The QCD topological susceptibility at high temperatures via staggered fermions spectral projectors

TL;DR

This paper presents lattice QCD results for the topological susceptibility at high temperatures using spectral projectors on staggered fermions, aiming to improve accuracy over traditional gluonic methods for axion phenomenology.

Contribution

It introduces a spectral projector method for calculating topological susceptibility in high-temperature QCD with staggered fermions, reducing lattice artifacts compared to standard approaches.

Findings

Spectral projector method yields more reliable susceptibility estimates at high temperatures.

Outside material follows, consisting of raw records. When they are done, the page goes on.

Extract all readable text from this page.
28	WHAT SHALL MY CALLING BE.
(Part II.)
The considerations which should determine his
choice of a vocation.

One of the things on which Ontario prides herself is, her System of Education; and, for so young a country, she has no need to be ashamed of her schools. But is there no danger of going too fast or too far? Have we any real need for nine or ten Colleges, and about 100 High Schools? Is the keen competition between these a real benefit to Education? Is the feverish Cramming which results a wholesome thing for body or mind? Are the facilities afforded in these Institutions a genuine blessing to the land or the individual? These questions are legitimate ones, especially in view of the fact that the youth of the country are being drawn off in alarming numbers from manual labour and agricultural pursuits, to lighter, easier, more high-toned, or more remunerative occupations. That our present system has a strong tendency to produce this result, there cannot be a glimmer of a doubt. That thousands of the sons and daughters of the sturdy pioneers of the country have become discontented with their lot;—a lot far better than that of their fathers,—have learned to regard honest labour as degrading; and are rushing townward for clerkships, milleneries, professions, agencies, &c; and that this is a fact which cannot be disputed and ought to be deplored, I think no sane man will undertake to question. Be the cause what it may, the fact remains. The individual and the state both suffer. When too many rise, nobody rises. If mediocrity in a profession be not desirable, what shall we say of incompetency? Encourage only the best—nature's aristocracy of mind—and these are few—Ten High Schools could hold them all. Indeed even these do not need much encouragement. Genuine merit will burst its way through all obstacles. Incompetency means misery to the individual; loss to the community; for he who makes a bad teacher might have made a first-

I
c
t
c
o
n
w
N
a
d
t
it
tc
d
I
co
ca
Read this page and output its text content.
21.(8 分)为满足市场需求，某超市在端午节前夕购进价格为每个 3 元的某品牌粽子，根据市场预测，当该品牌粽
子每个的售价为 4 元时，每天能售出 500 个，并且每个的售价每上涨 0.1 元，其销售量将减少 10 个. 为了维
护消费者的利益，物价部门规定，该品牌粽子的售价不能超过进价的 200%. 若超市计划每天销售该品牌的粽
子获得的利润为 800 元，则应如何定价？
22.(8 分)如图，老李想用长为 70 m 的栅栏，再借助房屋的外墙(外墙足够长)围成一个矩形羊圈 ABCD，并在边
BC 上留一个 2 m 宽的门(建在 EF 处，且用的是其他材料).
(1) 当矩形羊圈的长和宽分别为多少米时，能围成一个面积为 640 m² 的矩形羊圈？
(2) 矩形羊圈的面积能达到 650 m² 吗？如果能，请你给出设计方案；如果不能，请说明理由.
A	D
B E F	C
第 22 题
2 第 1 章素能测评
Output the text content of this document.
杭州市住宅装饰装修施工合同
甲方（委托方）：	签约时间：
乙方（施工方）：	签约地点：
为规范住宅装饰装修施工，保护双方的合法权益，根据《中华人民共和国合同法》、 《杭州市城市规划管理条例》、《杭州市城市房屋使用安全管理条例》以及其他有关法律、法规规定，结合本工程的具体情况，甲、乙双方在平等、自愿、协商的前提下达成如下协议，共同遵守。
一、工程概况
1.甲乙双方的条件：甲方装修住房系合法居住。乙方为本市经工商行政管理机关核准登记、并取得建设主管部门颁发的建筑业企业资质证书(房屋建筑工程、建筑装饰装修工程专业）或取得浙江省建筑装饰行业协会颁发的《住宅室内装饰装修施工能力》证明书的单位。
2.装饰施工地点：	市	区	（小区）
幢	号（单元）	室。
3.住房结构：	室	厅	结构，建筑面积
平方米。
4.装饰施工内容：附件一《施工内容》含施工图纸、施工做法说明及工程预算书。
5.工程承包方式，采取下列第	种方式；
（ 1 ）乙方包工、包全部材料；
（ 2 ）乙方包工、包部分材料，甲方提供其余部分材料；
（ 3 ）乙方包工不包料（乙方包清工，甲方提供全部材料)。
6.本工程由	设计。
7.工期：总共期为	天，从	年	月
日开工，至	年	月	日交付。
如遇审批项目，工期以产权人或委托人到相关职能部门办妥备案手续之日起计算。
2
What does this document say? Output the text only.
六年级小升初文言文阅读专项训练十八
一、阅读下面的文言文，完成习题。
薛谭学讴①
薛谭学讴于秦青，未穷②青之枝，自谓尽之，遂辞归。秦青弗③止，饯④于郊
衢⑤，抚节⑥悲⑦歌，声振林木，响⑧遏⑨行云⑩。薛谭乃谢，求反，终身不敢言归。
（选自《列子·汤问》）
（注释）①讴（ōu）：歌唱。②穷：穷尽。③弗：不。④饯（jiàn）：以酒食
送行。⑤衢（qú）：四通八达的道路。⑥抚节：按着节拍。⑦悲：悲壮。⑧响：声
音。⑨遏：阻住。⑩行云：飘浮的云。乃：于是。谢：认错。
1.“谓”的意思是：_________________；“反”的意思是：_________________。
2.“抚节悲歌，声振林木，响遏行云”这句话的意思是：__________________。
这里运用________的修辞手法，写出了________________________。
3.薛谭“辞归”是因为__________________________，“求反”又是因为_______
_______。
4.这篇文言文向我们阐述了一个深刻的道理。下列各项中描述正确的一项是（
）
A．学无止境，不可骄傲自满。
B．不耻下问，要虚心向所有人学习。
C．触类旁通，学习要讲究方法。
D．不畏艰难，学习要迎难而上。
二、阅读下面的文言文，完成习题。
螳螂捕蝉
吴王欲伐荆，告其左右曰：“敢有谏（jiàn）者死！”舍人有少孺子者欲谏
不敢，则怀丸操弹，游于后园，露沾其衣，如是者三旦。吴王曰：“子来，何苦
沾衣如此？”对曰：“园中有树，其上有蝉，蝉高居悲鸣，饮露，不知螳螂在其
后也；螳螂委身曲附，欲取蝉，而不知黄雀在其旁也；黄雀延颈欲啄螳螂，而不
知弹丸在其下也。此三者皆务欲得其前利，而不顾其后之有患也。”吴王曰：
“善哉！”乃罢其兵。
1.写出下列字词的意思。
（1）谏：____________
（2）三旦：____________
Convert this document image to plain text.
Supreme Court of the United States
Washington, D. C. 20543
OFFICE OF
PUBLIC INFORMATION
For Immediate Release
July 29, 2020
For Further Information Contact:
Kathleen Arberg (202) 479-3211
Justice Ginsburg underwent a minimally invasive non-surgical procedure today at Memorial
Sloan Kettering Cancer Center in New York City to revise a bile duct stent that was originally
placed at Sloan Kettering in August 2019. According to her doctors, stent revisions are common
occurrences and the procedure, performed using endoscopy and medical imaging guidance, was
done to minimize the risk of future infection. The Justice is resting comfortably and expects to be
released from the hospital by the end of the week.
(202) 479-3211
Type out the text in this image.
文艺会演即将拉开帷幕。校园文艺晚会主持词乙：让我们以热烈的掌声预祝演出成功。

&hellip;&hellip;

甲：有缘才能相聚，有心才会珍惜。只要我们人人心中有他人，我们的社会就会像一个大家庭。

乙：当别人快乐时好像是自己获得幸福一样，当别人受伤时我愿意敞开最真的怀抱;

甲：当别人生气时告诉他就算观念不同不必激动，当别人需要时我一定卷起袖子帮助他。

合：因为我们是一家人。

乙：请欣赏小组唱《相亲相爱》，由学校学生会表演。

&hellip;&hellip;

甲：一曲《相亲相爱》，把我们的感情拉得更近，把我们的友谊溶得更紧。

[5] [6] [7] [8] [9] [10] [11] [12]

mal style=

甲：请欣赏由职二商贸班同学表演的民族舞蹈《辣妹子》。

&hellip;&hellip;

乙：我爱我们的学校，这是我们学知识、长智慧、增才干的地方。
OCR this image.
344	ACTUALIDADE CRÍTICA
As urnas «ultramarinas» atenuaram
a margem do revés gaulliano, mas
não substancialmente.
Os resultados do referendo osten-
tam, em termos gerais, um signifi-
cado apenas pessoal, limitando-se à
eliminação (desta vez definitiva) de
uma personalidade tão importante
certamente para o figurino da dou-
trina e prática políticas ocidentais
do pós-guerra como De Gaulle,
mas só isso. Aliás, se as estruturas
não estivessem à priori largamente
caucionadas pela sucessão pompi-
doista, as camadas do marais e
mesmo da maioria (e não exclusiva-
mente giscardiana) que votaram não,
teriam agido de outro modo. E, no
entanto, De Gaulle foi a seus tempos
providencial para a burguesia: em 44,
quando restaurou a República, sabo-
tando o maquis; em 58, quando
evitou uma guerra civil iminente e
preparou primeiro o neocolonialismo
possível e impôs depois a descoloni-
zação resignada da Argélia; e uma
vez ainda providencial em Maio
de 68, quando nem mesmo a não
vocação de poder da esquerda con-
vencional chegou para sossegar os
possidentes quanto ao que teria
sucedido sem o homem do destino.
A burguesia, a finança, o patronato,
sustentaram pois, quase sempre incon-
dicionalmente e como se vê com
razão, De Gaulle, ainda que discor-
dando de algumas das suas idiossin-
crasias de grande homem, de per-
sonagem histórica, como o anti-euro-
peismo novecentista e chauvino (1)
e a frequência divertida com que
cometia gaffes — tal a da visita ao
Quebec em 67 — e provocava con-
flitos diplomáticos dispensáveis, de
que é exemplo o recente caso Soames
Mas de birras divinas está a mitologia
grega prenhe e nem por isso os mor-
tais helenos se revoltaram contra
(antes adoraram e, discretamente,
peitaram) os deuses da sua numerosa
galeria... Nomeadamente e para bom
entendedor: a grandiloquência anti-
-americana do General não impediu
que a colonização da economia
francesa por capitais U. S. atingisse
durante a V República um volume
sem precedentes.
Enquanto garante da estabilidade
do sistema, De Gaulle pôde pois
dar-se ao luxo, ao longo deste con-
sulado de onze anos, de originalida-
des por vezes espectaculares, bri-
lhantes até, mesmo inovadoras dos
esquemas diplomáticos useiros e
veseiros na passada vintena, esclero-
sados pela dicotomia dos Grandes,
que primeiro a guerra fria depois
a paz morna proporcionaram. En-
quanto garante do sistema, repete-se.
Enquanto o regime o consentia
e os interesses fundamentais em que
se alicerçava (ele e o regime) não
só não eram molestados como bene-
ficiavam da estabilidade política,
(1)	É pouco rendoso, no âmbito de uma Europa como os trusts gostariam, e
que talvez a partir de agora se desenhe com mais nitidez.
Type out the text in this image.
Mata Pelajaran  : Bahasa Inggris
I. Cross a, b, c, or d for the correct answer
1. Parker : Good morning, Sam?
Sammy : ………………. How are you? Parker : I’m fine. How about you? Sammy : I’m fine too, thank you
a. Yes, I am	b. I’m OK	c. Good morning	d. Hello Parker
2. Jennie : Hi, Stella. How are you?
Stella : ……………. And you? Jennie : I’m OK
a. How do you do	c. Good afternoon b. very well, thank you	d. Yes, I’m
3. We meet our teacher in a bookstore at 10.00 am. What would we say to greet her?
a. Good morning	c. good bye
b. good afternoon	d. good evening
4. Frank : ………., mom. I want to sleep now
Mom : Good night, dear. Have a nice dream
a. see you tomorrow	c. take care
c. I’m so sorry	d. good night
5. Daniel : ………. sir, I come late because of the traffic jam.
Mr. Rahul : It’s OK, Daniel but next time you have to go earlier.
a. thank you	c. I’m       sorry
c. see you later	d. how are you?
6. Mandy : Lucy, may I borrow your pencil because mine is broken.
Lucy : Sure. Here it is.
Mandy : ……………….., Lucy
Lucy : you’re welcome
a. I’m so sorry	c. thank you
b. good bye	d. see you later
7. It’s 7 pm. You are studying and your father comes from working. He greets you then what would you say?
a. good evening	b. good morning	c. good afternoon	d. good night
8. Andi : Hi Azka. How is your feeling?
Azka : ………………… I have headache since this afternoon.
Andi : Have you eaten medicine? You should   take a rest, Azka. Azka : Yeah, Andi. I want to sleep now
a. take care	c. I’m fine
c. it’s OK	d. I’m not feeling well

Comparison shows spectral and gluonic methods differ due to lattice artifacts.

Results support spectral projectors as a promising tool for axion-related QCD studies.

Abstract

The QCD topological observables are essential inputs to obtain theoretical predictions about axion phenomenology, which are of utmost importance for current and future experimental searches for this particle. Among them, we focus on the topological susceptibility, related to the axion mass. We present lattice results for the topological susceptibility in QCD at high temperatures obtained by discretizing this observable via spectral projectors on eigenmodes of the staggered Dirac operator, and we compare them with those obtained with the standard gluonic definition. The adoption of the spectral discretization is motivated by the large lattice artifacts affecting the standard gluonic susceptibility, related to the choice of non-chiral fermions in the lattice action.